De 1937 a 1947 foi aluna de Chostakovich, que por ela desenvolveu uma relação amorosa, chegando a perguntar aos seus filhos se aceitariam um casamento seu com ela. O mestre foi também um árduo defensor da obra da discípula, nomeadamente face à oposição da União dos Compositores Soviéticos. Artisticamente, contudo, a relação nada teve a ver com a que é habitual entre mestre e aluno.
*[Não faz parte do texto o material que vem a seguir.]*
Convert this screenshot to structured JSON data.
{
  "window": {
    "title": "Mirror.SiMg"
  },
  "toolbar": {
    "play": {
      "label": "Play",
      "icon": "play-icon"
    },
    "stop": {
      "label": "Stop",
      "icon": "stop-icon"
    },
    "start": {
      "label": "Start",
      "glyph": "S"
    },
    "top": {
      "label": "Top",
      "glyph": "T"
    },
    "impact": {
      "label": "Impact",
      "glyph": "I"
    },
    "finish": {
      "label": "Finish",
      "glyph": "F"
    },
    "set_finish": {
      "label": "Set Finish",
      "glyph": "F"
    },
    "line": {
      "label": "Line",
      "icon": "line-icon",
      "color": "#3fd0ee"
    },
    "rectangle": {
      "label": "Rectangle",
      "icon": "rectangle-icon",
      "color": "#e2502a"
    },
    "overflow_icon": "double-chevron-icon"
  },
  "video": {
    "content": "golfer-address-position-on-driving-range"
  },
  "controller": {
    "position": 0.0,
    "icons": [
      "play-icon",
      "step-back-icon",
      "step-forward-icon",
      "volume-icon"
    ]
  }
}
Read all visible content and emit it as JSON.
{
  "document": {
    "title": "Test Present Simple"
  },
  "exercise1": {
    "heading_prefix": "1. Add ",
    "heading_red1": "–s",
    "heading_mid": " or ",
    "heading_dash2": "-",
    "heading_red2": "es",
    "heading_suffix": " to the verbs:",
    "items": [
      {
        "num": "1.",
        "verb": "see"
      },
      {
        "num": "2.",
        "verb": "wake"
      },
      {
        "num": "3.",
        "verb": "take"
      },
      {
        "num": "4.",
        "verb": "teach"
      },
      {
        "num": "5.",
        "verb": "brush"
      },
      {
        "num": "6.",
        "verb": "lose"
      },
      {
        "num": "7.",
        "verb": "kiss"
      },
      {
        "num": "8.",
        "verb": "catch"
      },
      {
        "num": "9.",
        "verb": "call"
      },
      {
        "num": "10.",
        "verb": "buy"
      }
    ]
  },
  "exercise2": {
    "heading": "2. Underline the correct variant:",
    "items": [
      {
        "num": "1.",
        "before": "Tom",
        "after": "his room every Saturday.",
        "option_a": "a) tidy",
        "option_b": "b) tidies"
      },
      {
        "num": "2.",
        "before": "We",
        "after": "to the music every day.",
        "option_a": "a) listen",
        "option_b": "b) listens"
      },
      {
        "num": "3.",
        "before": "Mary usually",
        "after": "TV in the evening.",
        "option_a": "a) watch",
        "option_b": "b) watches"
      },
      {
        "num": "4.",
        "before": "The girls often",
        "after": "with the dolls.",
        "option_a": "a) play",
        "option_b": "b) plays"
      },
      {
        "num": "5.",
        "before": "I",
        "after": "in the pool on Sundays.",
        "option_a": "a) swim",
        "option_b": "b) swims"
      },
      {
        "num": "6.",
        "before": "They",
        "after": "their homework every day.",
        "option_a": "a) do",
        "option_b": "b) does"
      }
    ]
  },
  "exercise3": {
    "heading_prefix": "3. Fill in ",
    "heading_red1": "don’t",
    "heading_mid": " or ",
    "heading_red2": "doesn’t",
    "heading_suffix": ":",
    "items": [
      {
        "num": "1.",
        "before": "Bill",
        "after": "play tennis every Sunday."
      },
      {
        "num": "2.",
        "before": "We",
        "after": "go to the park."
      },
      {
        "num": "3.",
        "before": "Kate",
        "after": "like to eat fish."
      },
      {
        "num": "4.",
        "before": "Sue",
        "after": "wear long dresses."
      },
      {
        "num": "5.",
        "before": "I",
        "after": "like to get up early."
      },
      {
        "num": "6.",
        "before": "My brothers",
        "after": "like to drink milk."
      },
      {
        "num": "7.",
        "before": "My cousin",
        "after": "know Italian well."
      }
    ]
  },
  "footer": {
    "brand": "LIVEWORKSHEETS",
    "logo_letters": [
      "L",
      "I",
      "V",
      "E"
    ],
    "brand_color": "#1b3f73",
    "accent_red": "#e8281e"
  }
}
Na produção de Ultolvskaya não há qualquer influência de Chostakovich enquanto, pelo contrário, ele tinha uma tal consideração por ela que não só solicitou a sua opinião sobre obras que compunha, como inclusive citou o segundo tema do último andamento do Trio de Clarinete de Ustolvskaya no Quarteto de Cordas nº5 e na Suite sobre Versos de Michelangelo – além de que, embora de modo mais indirecto, a austeridade da música dela parece de algum modo ter eco nas obras finais dele. Mas no final da aprendizagem e da relação Ustolvskaya tinha antes uma profunda decepção com Chostakovich.

“Não há relação de qualquer espécie entre a minha e a de qualquer outro compositor, morto ou vivo”, dizia ela, e a frase, que pode parecer pretensiosa, tem contudo uma base de sustentação: Ustolvskaya foi um daqueles raríssimos compositores que por inteiro inventaram a sua linguagem, sem qualquer ascendência ou influência. A recorrência de blocos homofónicos, frequentemente repetidos, é-lhe particular e distintiva. Na sua radicalidade, Ustolvskaya considerava as suas obras (e em concordância com o estilo, a sua produção é muito restrita, de apenas 21 obras, com destaque para cinco Sinfonias – de peculiar instrumentação – e seis Sonatas para piano) inapropriadas para as salas de concerto, imbuídas que são de um profundo espírito religioso, e portanto mais apropriadas para as igrejas.

Se, tal como não tinha ascendência, a sua produção não teve descendência, ainda assim essa religiosidade antecipou uma das características mais salientes da maioria dos compositores pós-soviéticos e ex-soviétcos, de Arvo Part a Sofia Gudaidulina, mas com uma diferença marcante – apesar da sua religiosidade, Ustolvskaya não era praticante, e as suas obras não tem qualquer sentido litúrgico.

Pianista polivalente, que aliás já gravou as seis Sonatas de Ustolvskaya, Markus Hinterhäusen é o maître d’oeuvre deste disco. Fazendo inteiramente jus às características da autora, é um disco em que as interpretações se insinuam numa escuta fascinante.

De facto, não há música como a de Galina Ustolvskaya, ela é por inteiro singularíssima, e esse fascínio das obras e a entrega dos intérpretes, torna urgente descobrir este disco e continuar a descobrir a obra de tão peculiar autora.